Some developers would argue that you shouldn’t unit test private methods anyway, that directly accessing the internal implementation of a class is an anti-pattern.

Many say that you should only test them indirectly, by testing the public methods that call them. But if you’re practising TDD (Test Driven Development) then you might well build those private methods as building blocks before doing an work on the public (API) methods. If you can’t unit test the building block private methods, then you can’t test while you’re doing that development.

Others would argue that if private methods need testing, then they should be refactored out into their own class. While this is always an option (and may be appropriate in many circumstances) it does create a new class with a public API for something that should logically remain private to the original class (and PHP doesn’t support “friend” classes to control that public access).

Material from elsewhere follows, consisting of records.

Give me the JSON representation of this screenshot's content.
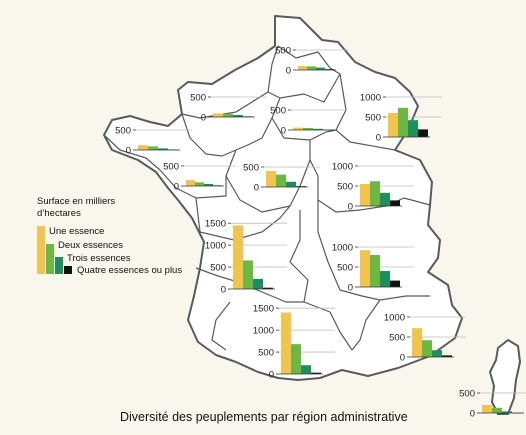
{
  "caption": "Diversité des peuplements par région administrative",
  "legend": {
    "title_line1": "Surface en milliers",
    "title_line2": "d’hectares",
    "items": [
      {
        "label": "Une essence",
        "color": "#f2c44c"
      },
      {
        "label": "Deux essences",
        "color": "#6bb845"
      },
      {
        "label": "Trois essences",
        "color": "#1f8e5e"
      },
      {
        "label": "Quatre essences ou plus",
        "color": "#111111"
      }
    ]
  },
  "map_colors": {
    "background": "#f9f6ee",
    "land": "#ffffff",
    "border": "#5a5a5a"
  },
  "chart_data": [
    {
      "type": "bar",
      "region_index": 1,
      "categories": [
        "Une essence",
        "Deux essences",
        "Trois essences",
        "Quatre essences ou plus"
      ],
      "values": [
        100,
        90,
        60,
        20
      ],
      "yticks": [
        0,
        500
      ],
      "ylim": [
        0,
        600
      ]
    },
    {
      "type": "bar",
      "region_index": 2,
      "categories": [
        "Une essence",
        "Deux essences",
        "Trois essences",
        "Quatre essences ou plus"
      ],
      "values": [
        90,
        80,
        50,
        15
      ],
      "yticks": [
        0,
        500
      ],
      "ylim": [
        0,
        600
      ]
    },
    {
      "type": "bar",
      "region_index": 3,
      "categories": [
        "Une essence",
        "Deux essences",
        "Trois essences",
        "Quatre essences ou plus"
      ],
      "values": [
        60,
        50,
        30,
        5
      ],
      "yticks": [
        0,
        500
      ],
      "ylim": [
        0,
        600
      ]
    },
    {
      "type": "bar",
      "region_index": 4,
      "categories": [
        "Une essence",
        "Deux essences",
        "Trois essences",
        "Quatre essences ou plus"
      ],
      "values": [
        600,
        730,
        420,
        190
      ],
      "yticks": [
        0,
        500,
        1000
      ],
      "ylim": [
        0,
        1050
      ]
    },
    {
      "type": "bar",
      "region_index": 5,
      "categories": [
        "Une essence",
        "Deux essences",
        "Trois essences",
        "Quatre essences ou plus"
      ],
      "values": [
        120,
        90,
        40,
        10
      ],
      "yticks": [
        0,
        500
      ],
      "ylim": [
        0,
        600
      ]
    },
    {
      "type": "bar",
      "region_index": 6,
      "categories": [
        "Une essence",
        "Deux essences",
        "Trois essences",
        "Quatre essences ou plus"
      ],
      "values": [
        150,
        90,
        50,
        15
      ],
      "yticks": [
        0,
        500
      ],
      "ylim": [
        0,
        600
      ]
    },
    {
      "type": "bar",
      "region_index": 7,
      "categories": [
        "Une essence",
        "Deux essences",
        "Trois essences",
        "Quatre essences ou plus"
      ],
      "values": [
        400,
        310,
        130,
        20
      ],
      "yticks": [
        0,
        500
      ],
      "ylim": [
        0,
        600
      ]
    },
    {
      "type": "bar",
      "region_index": 8,
      "categories": [
        "Une essence",
        "Deux essences",
        "Trois essences",
        "Quatre essences ou plus"
      ],
      "values": [
        550,
        620,
        330,
        140
      ],
      "yticks": [
        0,
        500,
        1000
      ],
      "ylim": [
        0,
        1050
      ]
    },
    {
      "type": "bar",
      "region_index": 9,
      "categories": [
        "Une essence",
        "Deux essences",
        "Trois essences",
        "Quatre essences ou plus"
      ],
      "values": [
        1450,
        650,
        230,
        30
      ],
      "yticks": [
        0,
        500,
        1000,
        1500
      ],
      "ylim": [
        0,
        1550
      ]
    },
    {
      "type": "bar",
      "region_index": 10,
      "categories": [
        "Une essence",
        "Deux essences",
        "Trois essences",
        "Quatre essences ou plus"
      ],
      "values": [
        920,
        800,
        400,
        160
      ],
      "yticks": [
        0,
        500,
        1000
      ],
      "ylim": [
        0,
        1050
      ]
    },
    {
      "type": "bar",
      "region_index": 11,
      "categories": [
        "Une essence",
        "Deux essences",
        "Trois essences",
        "Quatre essences ou plus"
      ],
      "values": [
        1400,
        680,
        200,
        30
      ],
      "yticks": [
        0,
        500,
        1000,
        1500
      ],
      "ylim": [
        0,
        1550
      ]
    },
    {
      "type": "bar",
      "region_index": 12,
      "categories": [
        "Une essence",
        "Deux essences",
        "Trois essences",
        "Quatre essences ou plus"
      ],
      "values": [
        720,
        420,
        170,
        40
      ],
      "yticks": [
        0,
        500,
        1000
      ],
      "ylim": [
        0,
        1050
      ]
    },
    {
      "type": "bar",
      "region_index": 13,
      "categories": [
        "Une essence",
        "Deux essences",
        "Trois essences",
        "Quatre essences ou plus"
      ],
      "values": [
        200,
        130,
        40,
        5
      ],
      "yticks": [
        0,
        500
      ],
      "ylim": [
        0,
        600
      ]
    }
  ]
}
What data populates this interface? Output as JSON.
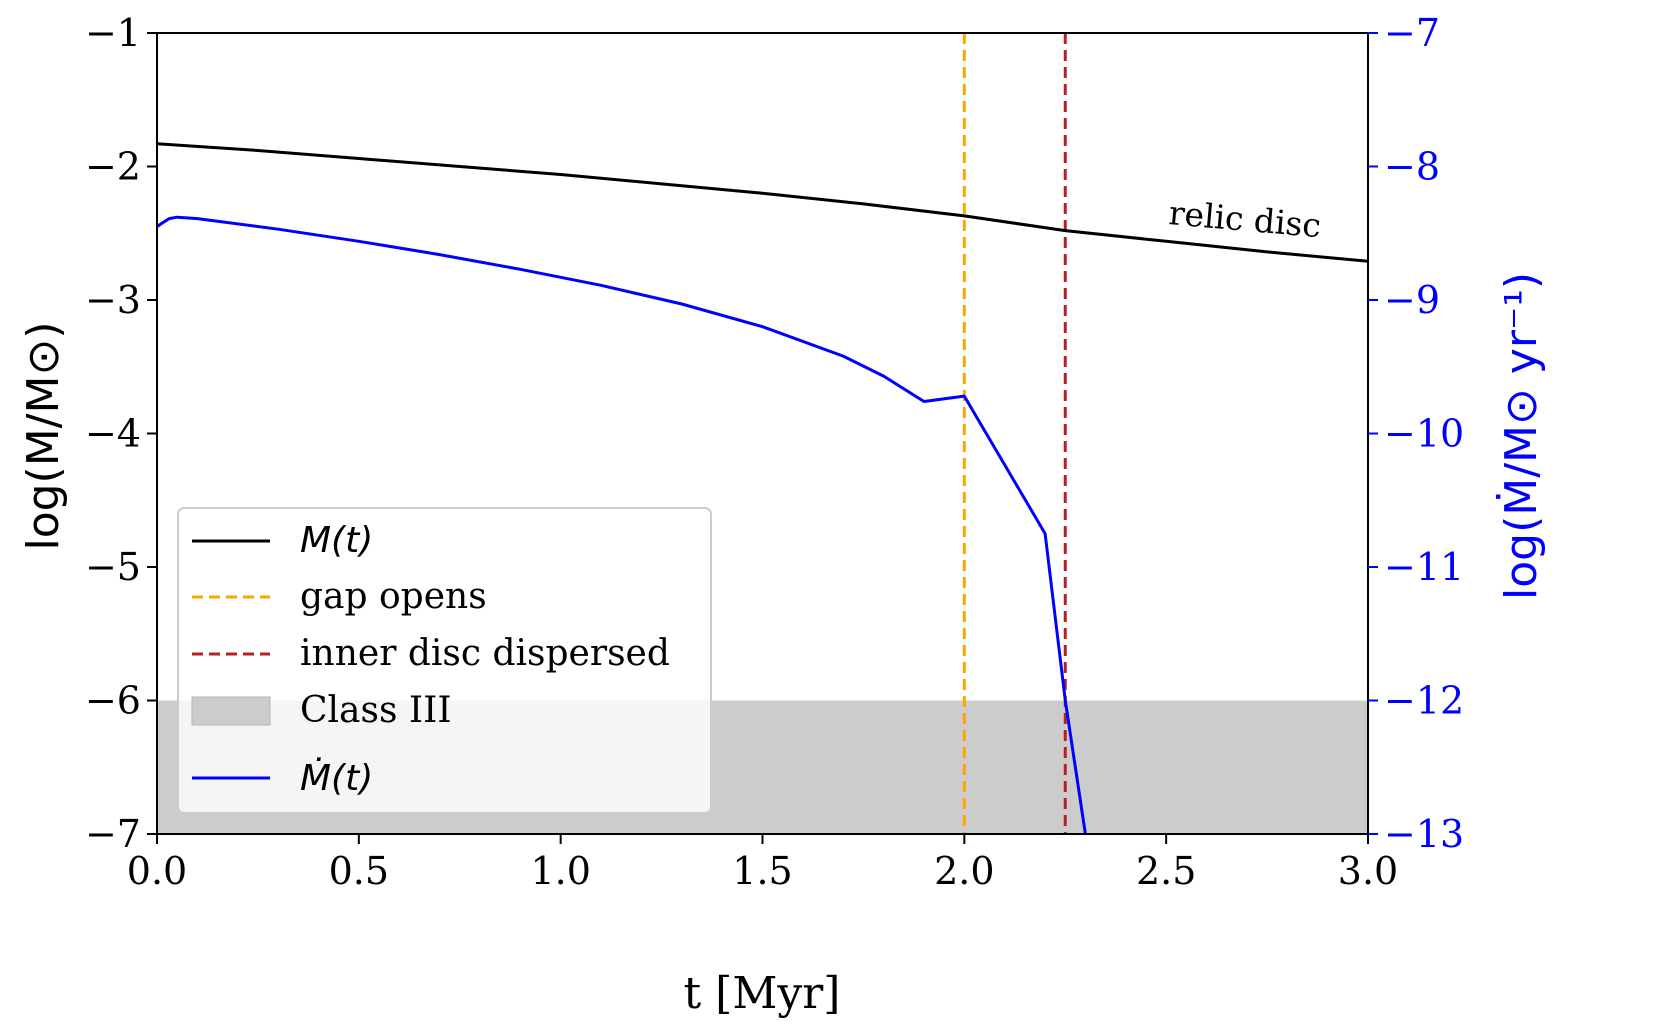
{
  "chart_data": {
    "type": "line",
    "x": {
      "label": "t [Myr]",
      "lim": [
        0.0,
        3.0
      ],
      "ticks": [
        0.0,
        0.5,
        1.0,
        1.5,
        2.0,
        2.5,
        3.0
      ],
      "tick_labels": [
        "0.0",
        "0.5",
        "1.0",
        "1.5",
        "2.0",
        "2.5",
        "3.0"
      ]
    },
    "y_left": {
      "label": "log(M/M⊙)",
      "lim": [
        -7,
        -1
      ],
      "ticks": [
        -7,
        -6,
        -5,
        -4,
        -3,
        -2,
        -1
      ],
      "tick_labels": [
        "−7",
        "−6",
        "−5",
        "−4",
        "−3",
        "−2",
        "−1"
      ]
    },
    "y_right": {
      "label": "log(Ṁ/M⊙ yr⁻¹)",
      "color": "#0000ff",
      "lim": [
        -13,
        -7
      ],
      "ticks": [
        -13,
        -12,
        -11,
        -10,
        -9,
        -8,
        -7
      ],
      "tick_labels": [
        "−13",
        "−12",
        "−11",
        "−10",
        "−9",
        "−8",
        "−7"
      ]
    },
    "series": [
      {
        "name": "M(t)",
        "axis": "left",
        "color": "#000000",
        "x": [
          0.0,
          0.25,
          0.5,
          0.75,
          1.0,
          1.25,
          1.5,
          1.75,
          2.0,
          2.25,
          2.5,
          2.75,
          3.0
        ],
        "values": [
          -1.83,
          -1.88,
          -1.94,
          -2.0,
          -2.06,
          -2.13,
          -2.2,
          -2.28,
          -2.37,
          -2.48,
          -2.56,
          -2.64,
          -2.71
        ]
      },
      {
        "name": "Ṁ(t)",
        "axis": "right",
        "color": "#0000ff",
        "x": [
          0.0,
          0.01,
          0.03,
          0.05,
          0.1,
          0.3,
          0.5,
          0.7,
          0.9,
          1.1,
          1.3,
          1.5,
          1.7,
          1.8,
          1.9,
          2.0,
          2.2,
          2.25,
          2.3
        ],
        "values": [
          -8.45,
          -8.43,
          -8.39,
          -8.38,
          -8.39,
          -8.47,
          -8.56,
          -8.66,
          -8.77,
          -8.89,
          -9.03,
          -9.2,
          -9.42,
          -9.57,
          -9.76,
          -9.72,
          -10.75,
          -12.0,
          -13.0
        ]
      }
    ],
    "vlines": [
      {
        "name": "gap opens",
        "x": 2.0,
        "color": "#ffa500",
        "style": "dashed"
      },
      {
        "name": "inner disc dispersed",
        "x": 2.25,
        "color": "#b22222",
        "style": "dashed"
      }
    ],
    "shaded_region": {
      "name": "Class III",
      "y_min": -7,
      "y_max": -6,
      "color": "#cccccc"
    },
    "annotations": [
      {
        "text": "relic disc",
        "x": 2.5,
        "y": -2.58,
        "rotation_deg": 5
      }
    ],
    "legend": {
      "placement": "lower-left",
      "entries": [
        {
          "label": "M(t)",
          "kind": "line",
          "color": "#000000"
        },
        {
          "label": "gap opens",
          "kind": "dashed",
          "color": "#ffa500"
        },
        {
          "label": "inner disc dispersed",
          "kind": "dashed",
          "color": "#b22222"
        },
        {
          "label": "Class III",
          "kind": "patch",
          "color": "#cccccc"
        },
        {
          "label": "Ṁ(t)",
          "kind": "line",
          "color": "#0000ff"
        }
      ]
    },
    "grid": false
  }
}
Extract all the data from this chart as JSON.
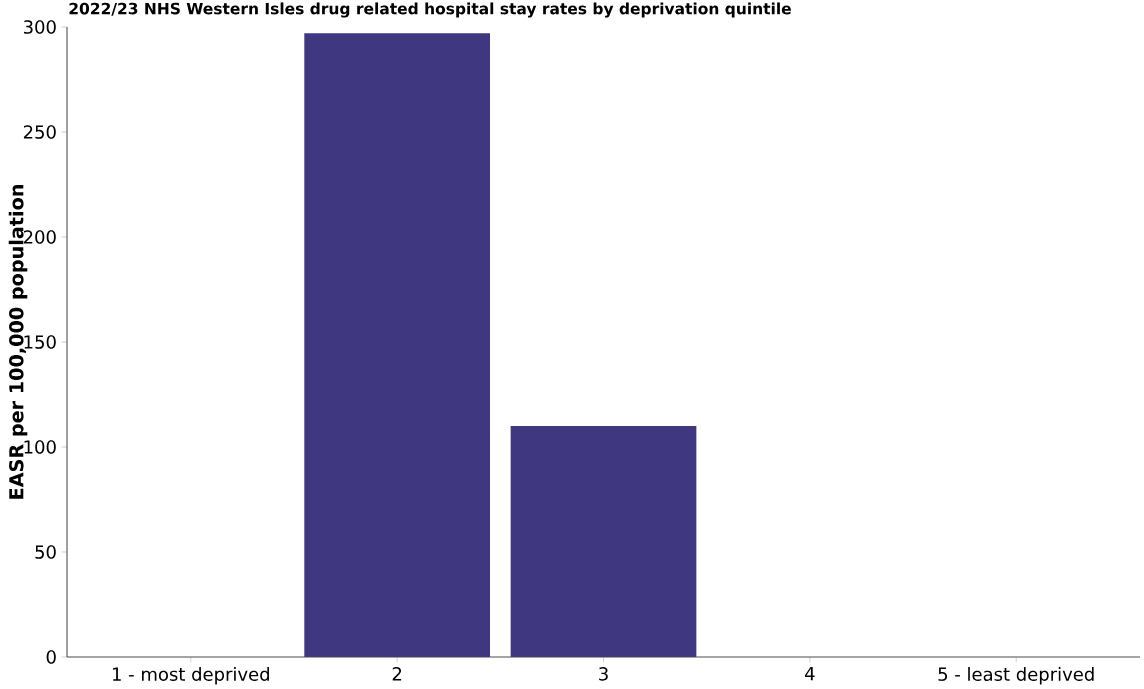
{
  "chart_data": {
    "type": "bar",
    "title": "2022/23 NHS Western Isles drug related hospital stay rates by deprivation quintile",
    "ylabel": "EASR per 100,000 population",
    "categories": [
      "1 - most deprived",
      "2",
      "3",
      "4",
      "5 - least deprived"
    ],
    "values": [
      0,
      297,
      110,
      0,
      0
    ],
    "color": "#3f3780",
    "ylim": [
      0,
      300
    ],
    "yticks": [
      0,
      50,
      100,
      150,
      200,
      250,
      300
    ]
  }
}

Whether we should unit test private methods really comes down to the complexity of the method. If the method contains business logic, or implements mathematical formulae, then it should be tested thoroughly; and if we choose not to refactor it into a separate class, then we should be testing those internal methods.

So in those circumstances where we do need to unit test private methods, this SpyMaster approach provides us with a mechanic to do so, and an alternative to using Reflection that (at least to my mind) is cleaner and more intuitive when reading the tests (and always remember that unit tests are a part of the documentation for your code).


My SpyMaster library on Github currently only provides the functionality to read and modify private and protected properties in a class, for testing changes to the object state; but at some point soon, I’ll update it to provide this additional functionality for executing private and protected methods as well.